The Federal District Court for Hawaii recently determined that no violations of the Employee Retirement Income Security Act of 1974, as amended (“ERISA”) were established by the U.S. Department of Labor (“DOL”) in a breach of fiduciary duty action it brought against an ESOP plan sponsor, its board of directors and the selling shareholders. (Walsh vs. Bowers, Civil No. 18-00155 SOM-WRP (D. Hawaii Sept. 17, 2021)
The case involved a transaction that closed in December 2012 in which an employee stock ownership plan (“ESOP”) established by the plan sponsor purchased all of the outstanding shares of stock of the plan sponsor from the shareholders for $40 million. The selling shareholders received written promissory notes from the ESOP that were guaranteed by the plan sponsor.
Following the transaction, the DOL alleged that the ESOP overpaid for the stock and further alleged a breach of fiduciary duty by each of the ESOP’s trustee and the plan sponsor’s board of directors. Finally, the DOL alleged that the ESOP and the selling shareholders were involved in a non-exempt prohibited transaction.

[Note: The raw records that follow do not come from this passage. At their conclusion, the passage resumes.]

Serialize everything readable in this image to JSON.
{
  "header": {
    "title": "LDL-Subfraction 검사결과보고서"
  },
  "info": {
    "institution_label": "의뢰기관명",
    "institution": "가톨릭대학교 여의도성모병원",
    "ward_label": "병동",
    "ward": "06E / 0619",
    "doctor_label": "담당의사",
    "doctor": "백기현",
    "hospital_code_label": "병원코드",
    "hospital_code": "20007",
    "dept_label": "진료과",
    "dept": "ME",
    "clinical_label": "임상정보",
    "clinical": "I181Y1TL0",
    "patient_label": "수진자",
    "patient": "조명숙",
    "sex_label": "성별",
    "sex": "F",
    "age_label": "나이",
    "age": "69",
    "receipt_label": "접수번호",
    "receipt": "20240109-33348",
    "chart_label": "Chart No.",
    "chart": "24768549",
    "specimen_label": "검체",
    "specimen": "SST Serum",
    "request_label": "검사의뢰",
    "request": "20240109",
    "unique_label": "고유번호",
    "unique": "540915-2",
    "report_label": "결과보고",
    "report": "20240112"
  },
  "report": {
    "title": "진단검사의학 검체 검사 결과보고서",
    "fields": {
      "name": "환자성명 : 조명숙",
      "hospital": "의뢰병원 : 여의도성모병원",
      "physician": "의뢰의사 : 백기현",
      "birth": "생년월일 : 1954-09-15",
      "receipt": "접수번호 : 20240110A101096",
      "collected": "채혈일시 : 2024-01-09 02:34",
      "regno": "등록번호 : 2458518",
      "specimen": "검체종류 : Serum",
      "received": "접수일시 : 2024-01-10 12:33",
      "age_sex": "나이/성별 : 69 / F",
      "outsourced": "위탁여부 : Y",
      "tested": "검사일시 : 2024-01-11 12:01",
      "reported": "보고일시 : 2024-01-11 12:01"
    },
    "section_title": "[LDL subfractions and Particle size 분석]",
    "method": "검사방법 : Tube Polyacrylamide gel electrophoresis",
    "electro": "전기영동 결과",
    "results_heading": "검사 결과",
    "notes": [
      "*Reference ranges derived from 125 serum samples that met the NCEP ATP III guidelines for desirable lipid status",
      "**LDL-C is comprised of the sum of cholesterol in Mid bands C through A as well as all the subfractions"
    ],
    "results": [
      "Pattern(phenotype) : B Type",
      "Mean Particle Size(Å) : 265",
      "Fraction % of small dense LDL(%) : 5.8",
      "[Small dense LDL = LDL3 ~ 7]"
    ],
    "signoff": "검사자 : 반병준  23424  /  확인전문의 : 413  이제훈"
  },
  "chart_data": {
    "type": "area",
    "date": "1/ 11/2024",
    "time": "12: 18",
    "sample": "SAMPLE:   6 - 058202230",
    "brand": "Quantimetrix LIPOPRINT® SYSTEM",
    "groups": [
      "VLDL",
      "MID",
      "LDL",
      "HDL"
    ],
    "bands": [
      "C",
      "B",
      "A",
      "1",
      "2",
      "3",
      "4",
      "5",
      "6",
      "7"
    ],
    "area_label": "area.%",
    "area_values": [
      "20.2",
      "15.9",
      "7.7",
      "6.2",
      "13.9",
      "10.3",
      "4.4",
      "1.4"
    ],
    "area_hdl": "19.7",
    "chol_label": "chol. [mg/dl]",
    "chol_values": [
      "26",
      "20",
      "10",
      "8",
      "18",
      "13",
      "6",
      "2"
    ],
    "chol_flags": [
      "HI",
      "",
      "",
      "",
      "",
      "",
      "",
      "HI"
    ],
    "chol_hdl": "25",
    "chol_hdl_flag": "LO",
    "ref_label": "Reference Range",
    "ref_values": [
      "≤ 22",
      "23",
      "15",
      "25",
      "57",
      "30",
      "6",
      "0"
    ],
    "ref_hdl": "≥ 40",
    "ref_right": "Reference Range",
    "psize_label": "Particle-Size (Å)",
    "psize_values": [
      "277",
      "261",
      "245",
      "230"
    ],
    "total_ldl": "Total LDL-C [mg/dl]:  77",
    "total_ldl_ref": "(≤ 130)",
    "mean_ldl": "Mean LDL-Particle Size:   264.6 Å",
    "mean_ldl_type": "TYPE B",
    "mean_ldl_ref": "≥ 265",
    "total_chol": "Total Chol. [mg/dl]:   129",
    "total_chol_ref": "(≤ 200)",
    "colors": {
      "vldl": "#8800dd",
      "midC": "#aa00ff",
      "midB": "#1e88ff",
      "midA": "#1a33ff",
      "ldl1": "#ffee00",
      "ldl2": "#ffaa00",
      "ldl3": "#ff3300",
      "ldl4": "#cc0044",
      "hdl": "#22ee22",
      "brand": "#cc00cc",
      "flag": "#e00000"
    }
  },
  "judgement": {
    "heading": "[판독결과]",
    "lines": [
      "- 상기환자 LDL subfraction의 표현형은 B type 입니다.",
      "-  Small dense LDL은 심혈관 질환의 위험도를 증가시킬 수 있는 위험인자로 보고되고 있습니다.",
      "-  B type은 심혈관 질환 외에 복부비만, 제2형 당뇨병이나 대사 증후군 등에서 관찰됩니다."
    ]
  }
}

After a 5-day trial, the Court determined that no ERISA violations had been established by DOL. The Court analyzed the compelling expert testimony on valuation of the stock purchased by the ESOP as well as the process followed by the ESOP’s trustee in connection with the transaction. The Court determined that DOL had not established that the ESOP overpaid for the stock and that the Plan sponsor board of directors had not breached their fiduciary duties under ERISA. (The ESOP trustee settled with DOL prior to the trial).
Polsinelli shareholder Gregory Brown testified as a fiduciary process expert on behalf of the defendant directors and selling shareholders, together with valuation experts engaged by the trial defense law firm, contributing to the victory for the defendants.